-Diagnosis of Nasopalatine Duct and Nasopalatine Duct Cyst in CBCT Images: A Radiomics-Based Machine Learning Approach.
Authors
Affiliations (3)
Affiliations (3)
- DDS, Dental Specialist, Assist. Prof. Dr Oral Diagnosis and Maxillofacial Radiology, Çukurova University Faculty of Dentistry, Adana, Türkiye.
- DDS, Research Assist. Oral Diagnosis and Maxillofacial Radiology, Çukurova University Faculty of Dentistry, Adana, Türkiye.

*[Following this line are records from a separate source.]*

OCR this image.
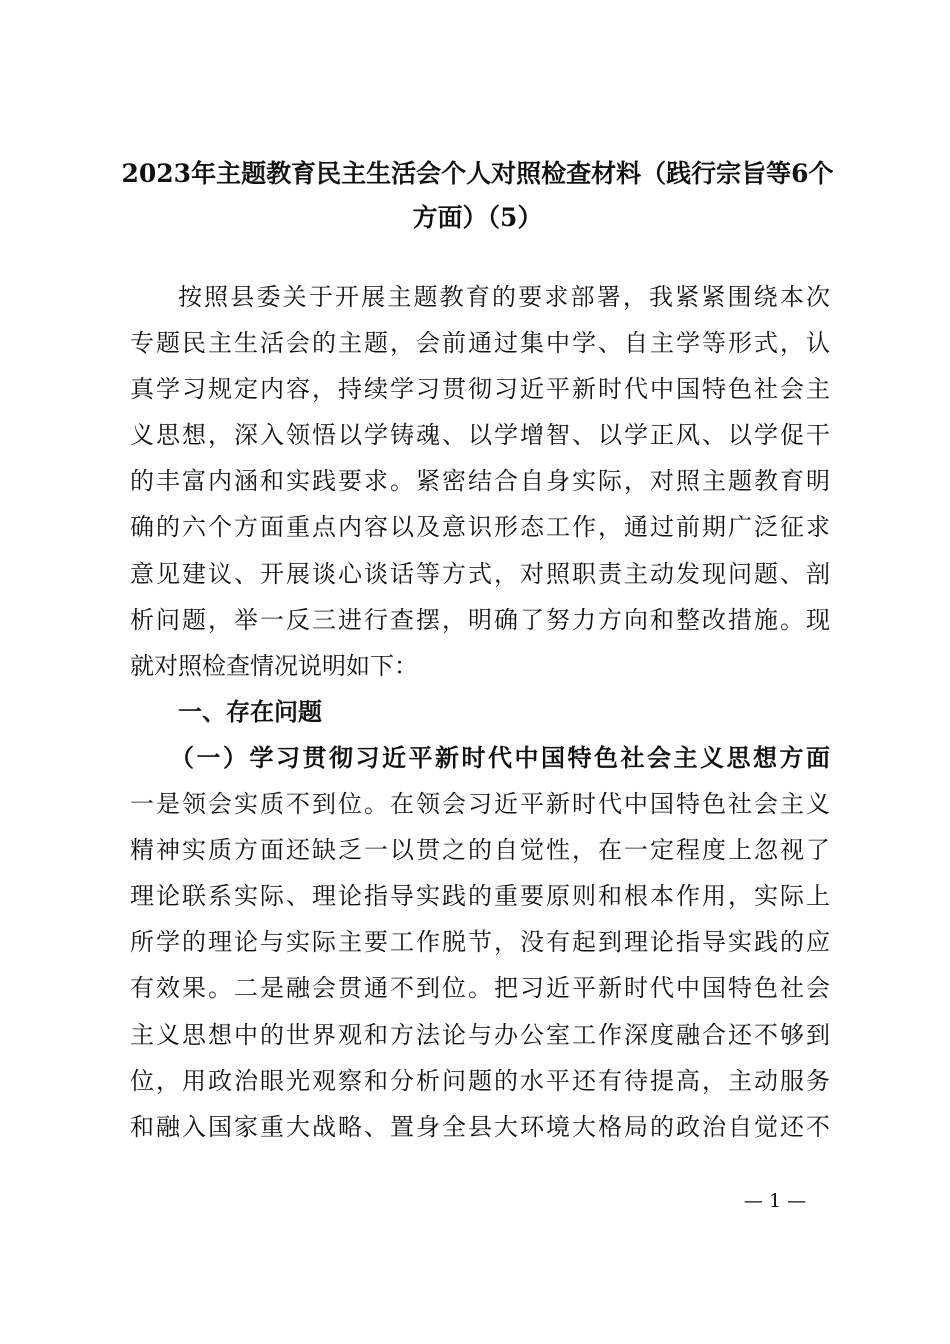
2023年主题教育民主生活会个人对照检查材料（践行宗旨等6个
方面）（5）
按照县委关于开展主题教育的要求部署，我紧紧围绕本次
专题民主生活会的主题，会前通过集中学、自主学等形式，认
真学习规定内容，持续学习贯彻习近平新时代中国特色社会主
义思想，深入领悟以学铸魂、以学增智、以学正风、以学促干
的丰富内涵和实践要求。紧密结合自身实际，对照主题教育明
确的六个方面重点内容以及意识形态工作，通过前期广泛征求
意见建议、开展谈心谈话等方式，对照职责主动发现问题、剖
析问题，举一反三进行查摆，明确了努力方向和整改措施。现
就对照检查情况说明如下：
一、存在问题
（一）学习贯彻习近平新时代中国特色社会主义思想方面
一是领会实质不到位。在领会习近平新时代中国特色社会主义
精神实质方面还缺乏一以贯之的自觉性，在一定程度上忽视了
理论联系实际、理论指导实践的重要原则和根本作用，实际上
所学的理论与实际主要工作脱节，没有起到理论指导实践的应
有效果。二是融会贯通不到位。把习近平新时代中国特色社会
主义思想中的世界观和方法论与办公室工作深度融合还不够到
位，用政治眼光观察和分析问题的水平还有待提高，主动服务
和融入国家重大战略、置身全县大环境大格局的政治自觉还不
— 1 —
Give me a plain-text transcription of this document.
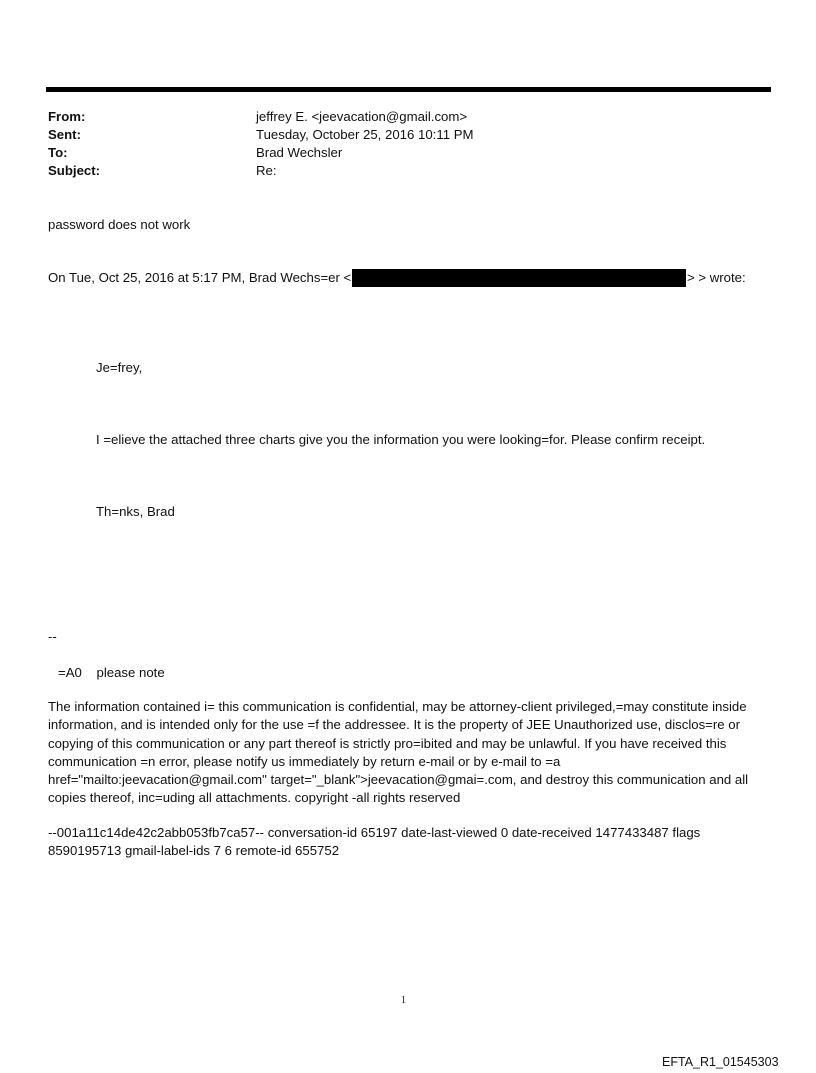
From:	jeffrey E. <jeevacation@gmail.com>
Sent:	Tuesday, October 25, 2016 10:11 PM
To:	Brad Wechsler
Subject:	Re:
password does not work
On Tue, Oct 25, 2016 at 5:17 PM, Brad Wechs=er <	> > wrote:
Je=frey,
I =elieve the attached three charts give you the information you were looking=for. Please confirm receipt.
Th=nks, Brad
--
=A0    please note
The information contained i= this communication is confidential, may be attorney-client privileged,=may constitute inside information, and is intended only for the use =f the addressee. It is the property of JEE Unauthorized use, disclos=re or copying of this communication or any part thereof is strictly pro=ibited and may be unlawful. If you have received this communication =n error, please notify us immediately by return e-mail or by e-mail to =a href="mailto:jeevacation@gmail.com" target="_blank">jeevacation@gmai=.com, and destroy this communication and all copies thereof, inc=uding all attachments. copyright -all rights reserved
--001a11c14de42c2abb053fb7ca57-- conversation-id 65197 date-last-viewed 0 date-received 1477433487 flags 8590195713 gmail-label-ids 7 6 remote-id 655752
1
EFTA_R1_01545303
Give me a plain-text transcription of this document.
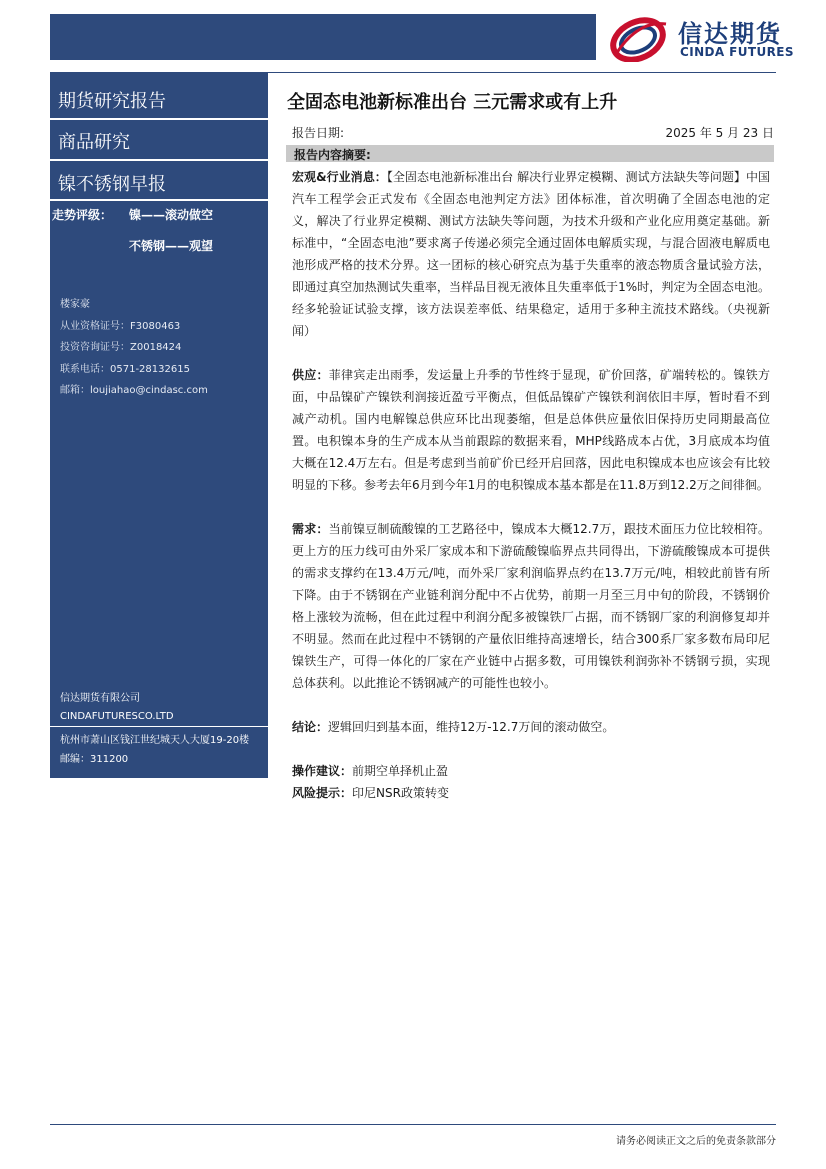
信达期货
CINDA FUTURES
期货研究报告
商品研究
镍不锈钢早报
走势评级： 镍——滚动做空
不锈钢——观望
楼家豪
从业资格证号：F3080463
投资咨询证号：Z0018424
联系电话：0571-28132615
邮箱：loujiahao@cindasc.com
信达期货有限公司
CINDAFUTURESCO.LTD
杭州市萧山区钱江世纪城天人大厦19-20楼
邮编：311200
全固态电池新标准出台 三元需求或有上升
报告日期:	2025 年 5 月 23 日
报告内容摘要:

宏观&行业消息：【全固态电池新标准出台 解决行业界定模糊、测试方法缺失等问题】中国汽车工程学会正式发布《全固态电池判定方法》团体标准，首次明确了全固态电池的定义，解决了行业界定模糊、测试方法缺失等问题，为技术升级和产业化应用奠定基础。新标准中，“全固态电池”要求离子传递必须完全通过固体电解质实现，与混合固液电解质电池形成严格的技术分界。这一团标的核心研究点为基于失重率的液态物质含量试验方法，即通过真空加热测试失重率，当样品目视无液体且失重率低于1%时，判定为全固态电池。经多轮验证试验支撑，该方法误差率低、结果稳定，适用于多种主流技术路线。（央视新闻）

供应：菲律宾走出雨季，发运量上升季的节性终于显现，矿价回落，矿端转松的。镍铁方面，中品镍矿产镍铁利润接近盈亏平衡点，但低品镍矿产镍铁利润依旧丰厚，暂时看不到减产动机。国内电解镍总供应环比出现萎缩，但是总体供应量依旧保持历史同期最高位置。电积镍本身的生产成本从当前跟踪的数据来看，MHP线路成本占优，3月底成本均值大概在12.4万左右。但是考虑到当前矿价已经开启回落，因此电积镍成本也应该会有比较明显的下移。参考去年6月到今年1月的电积镍成本基本都是在11.8万到12.2万之间徘徊。

需求：当前镍豆制硫酸镍的工艺路径中，镍成本大概12.7万，跟技术面压力位比较相符。更上方的压力线可由外采厂家成本和下游硫酸镍临界点共同得出，下游硫酸镍成本可提供的需求支撑约在13.4万元/吨，而外采厂家利润临界点约在13.7万元/吨，相较此前皆有所下降。由于不锈钢在产业链利润分配中不占优势，前期一月至三月中旬的阶段，不锈钢价格上涨较为流畅，但在此过程中利润分配多被镍铁厂占据，而不锈钢厂家的利润修复却并不明显。然而在此过程中不锈钢的产量依旧维持高速增长，结合300系厂家多数布局印尼镍铁生产，可得一体化的厂家在产业链中占据多数，可用镍铁利润弥补不锈钢亏损，实现总体获利。以此推论不锈钢减产的可能性也较小。

结论：逻辑回归到基本面，维持12万-12.7万间的滚动做空。

操作建议：前期空单择机止盈

风险提示：印尼NSR政策转变

请务必阅读正文之后的免责条款部分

- DDS, PhD, Assoc. Prof. Dr Oral Diagnosis and Maxillofacial Radiology, Çukurova University Faculty of Dentistry, Adana, Türkiye.
Abstract
This study aimed to evaluate the diagnostic performance of machine learning (ML) algorithms based on radiomic features extracted from cone-beam computed tomography (CBCT) images in differentiating the nasopalatine duct (NPD) from the nasopalatine duct cyst (NPDC), and to compare their performance with that of a dentomaxillofacial radiologist. CBCT scans from 101 histopathologically confirmed NPDC cases and 101 age- and sex-matched controls with normal NPD were retrospectively analyzed. Manual segmentation was performed to extract 1037 radiomic features (original, Laplacian of Gaussian, and wavelet-transformed). After dimensionality reduction, five ML models (support vector machine (SVM), random forest (RF), decision tree (DT), k-nearest neighbors (KNN), and logistic regression (LR)) were trained using 5-fold cross-validation. Performance was evaluated using the area under the ROC curve (AUC), sensitivity, specificity, precision, recall, and F1-score. Among the 11 optimal features identified through feature selection, large area high gray level emphasis and zone variance from the gray level size zone matrix (GLSZM) class were the most prominent. SVM achieved the highest performance in the test set (AUC and all other metrics = 1.00). The radiologist showed comparable but slightly lower overall performance than SVM (AUC = 0.94, with other metrics between 0.93 and 0.95). Machine learning algorithms based on radiomic features extracted from CBCT images can effectively differentiate NPD from NPDC. Unlike standard visual interpretation, this approach analyzes quantitative image features via mathematical models, yielding objective and reproducible results. It may serve as a non-invasive, complementary decision-support tool, particularly in diagnostically challenging cases.